Il titolo in sé contiene già una forte ironia di fondo, altro che mastermind, il protagonista in realtà è un uomo goffo ed incapace, anche la stessa rapina si svolge in maniera particolarmente improvvisata, qui la regista si diverte a scardinare la tipica complessità e spettacolarità dell'heist movie americano, portando questi due complici a rapinare il museo in pieno giorno senza particolare arguzia e scappando davanti a delle guardie particolarmente inefficienti, ma il cuore del film è la conseguenza della rapina, vista inizialmente come l'evento che sistemerà il protagonista portando benessere nella sua vita, ma che si rivela fare tutto il contrario, tramite una serie di eventi, causati perlopiù dall'incapacità del protagonista di gestire la situazione, l'uomo verrà risucchiato dai suoi stessi errori, con un clan di malavitosi che si approprierà dei quadri, mostrando come in queste circostanze ci sono sempre pesci più grossi e più ambiziosi che lasciano men che le briciole, e portandolo, in seguito alle indagini ed alle confessioni di un membro del colpo, poi catturato per un'altra rapina, questa volta in banca a dover vagare senza meta lontano da casa, in una sorta di limbo nel quale, in seguito al diffondersi della notizia, verrà respinto un po' da tutti, amici e famiglia, portandolo a perdere il poco che già aveva, in questa parte, dai tempi dilatanti e lievemente straniante, il film concentra la sua riflessione sul periodo, sull'uomo comune, senza particolare abilità, che si trova perso nei meandri di una società che lo ha rifiutato, lo stesso personaggio di Josh O'Connor è la rappresentazione di questo, non distaccandosi dalla media del resto delle persone, ma anzi risultando peggiore, manipolativo ed egocentrico, mai umile ed approfittatore, il finale è la ciliegina sulla torta, con la meschina rapina alla vecchietta che rientrava in casa e l'arresto al corteo in cui si era infilato semplicemente per sfuggire dalla vecchietta, un'ironia della sorte potente e d'impatto che getta ancora più disillusione sulla vicenda.

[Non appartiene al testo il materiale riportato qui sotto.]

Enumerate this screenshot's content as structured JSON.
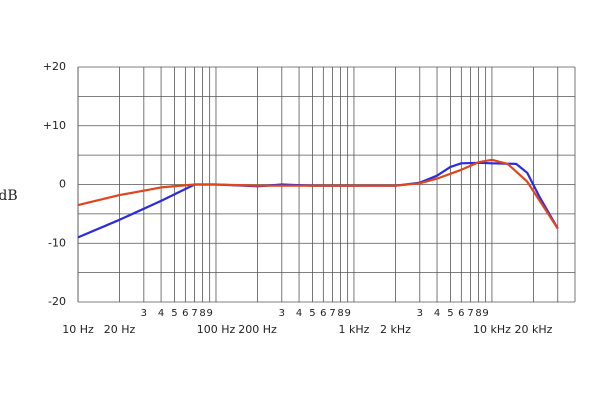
{
  "chart_data": {
    "type": "line",
    "y_label": "dB",
    "log_x": true,
    "grid": true,
    "xlim": [
      10,
      40000
    ],
    "ylim": [
      -20,
      20
    ],
    "xticks": [
      {
        "value": 10,
        "label": "10 Hz"
      },
      {
        "value": 20,
        "label": "20 Hz"
      },
      {
        "value": 30,
        "label": "3"
      },
      {
        "value": 40,
        "label": "4"
      },
      {
        "value": 50,
        "label": "5"
      },
      {
        "value": 60,
        "label": "6"
      },
      {
        "value": 70,
        "label": "7"
      },
      {
        "value": 80,
        "label": "8"
      },
      {
        "value": 90,
        "label": "9"
      },
      {
        "value": 100,
        "label": "100 Hz"
      },
      {
        "value": 200,
        "label": "200 Hz"
      },
      {
        "value": 300,
        "label": "3"
      },
      {
        "value": 400,
        "label": "4"
      },
      {
        "value": 500,
        "label": "5"
      },
      {
        "value": 600,
        "label": "6"
      },
      {
        "value": 700,
        "label": "7"
      },
      {
        "value": 800,
        "label": "8"
      },
      {
        "value": 900,
        "label": "9"
      },
      {
        "value": 1000,
        "label": "1 kHz"
      },
      {
        "value": 2000,
        "label": "2 kHz"
      },
      {
        "value": 3000,
        "label": "3"
      },
      {
        "value": 4000,
        "label": "4"
      },
      {
        "value": 5000,
        "label": "5"
      },
      {
        "value": 6000,
        "label": "6"
      },
      {
        "value": 7000,
        "label": "7"
      },
      {
        "value": 8000,
        "label": "8"
      },
      {
        "value": 9000,
        "label": "9"
      },
      {
        "value": 10000,
        "label": "10 kHz"
      },
      {
        "value": 20000,
        "label": "20 kHz"
      }
    ],
    "xminor": [
      30000
    ],
    "yticks": [
      {
        "value": 20,
        "label": "+20"
      },
      {
        "value": 10,
        "label": "+10"
      },
      0,
      -10,
      -20
    ],
    "yminor": [
      15,
      5,
      -5,
      -15
    ],
    "series": [
      {
        "color": "#2b2be0",
        "x": [
          10,
          20,
          40,
          70,
          100,
          200,
          300,
          500,
          1000,
          2000,
          3000,
          4000,
          5000,
          6000,
          8000,
          10000,
          15000,
          18000,
          22000,
          30000
        ],
        "values": [
          -9,
          -6,
          -2.8,
          0,
          0,
          -0.3,
          0,
          -0.2,
          -0.2,
          -0.2,
          0.3,
          1.5,
          3,
          3.6,
          3.7,
          3.6,
          3.5,
          2,
          -2,
          -7.5
        ]
      },
      {
        "color": "#e0461a",
        "x": [
          10,
          20,
          40,
          70,
          100,
          200,
          500,
          1000,
          2000,
          3000,
          4000,
          6000,
          8000,
          10000,
          13000,
          18000,
          24000,
          30000
        ],
        "values": [
          -3.5,
          -1.8,
          -0.5,
          0,
          0,
          -0.2,
          -0.2,
          -0.2,
          -0.2,
          0.2,
          1,
          2.5,
          3.8,
          4.2,
          3.5,
          0.5,
          -4,
          -7.5
        ]
      }
    ]
  }
}
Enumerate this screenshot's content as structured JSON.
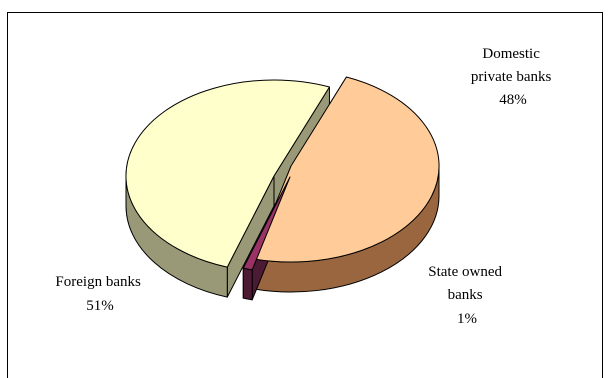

Molto carino stilisticamente, con una fotografia poco contrastata, con un leggero alone che contribuisce ad evidenziare lo spaesamento del protagonista e diverse interessanti soluzioni registiche, come il 360° a tavola con i membri della famiglia riuniti per la cena, ma di base è una regia minimale che tende a lavorare per sottrazione, eliminando quasi del tutto la tensione ed il pathos, così come la spettacolarizzazione, e lasciando spazio alla disillusione.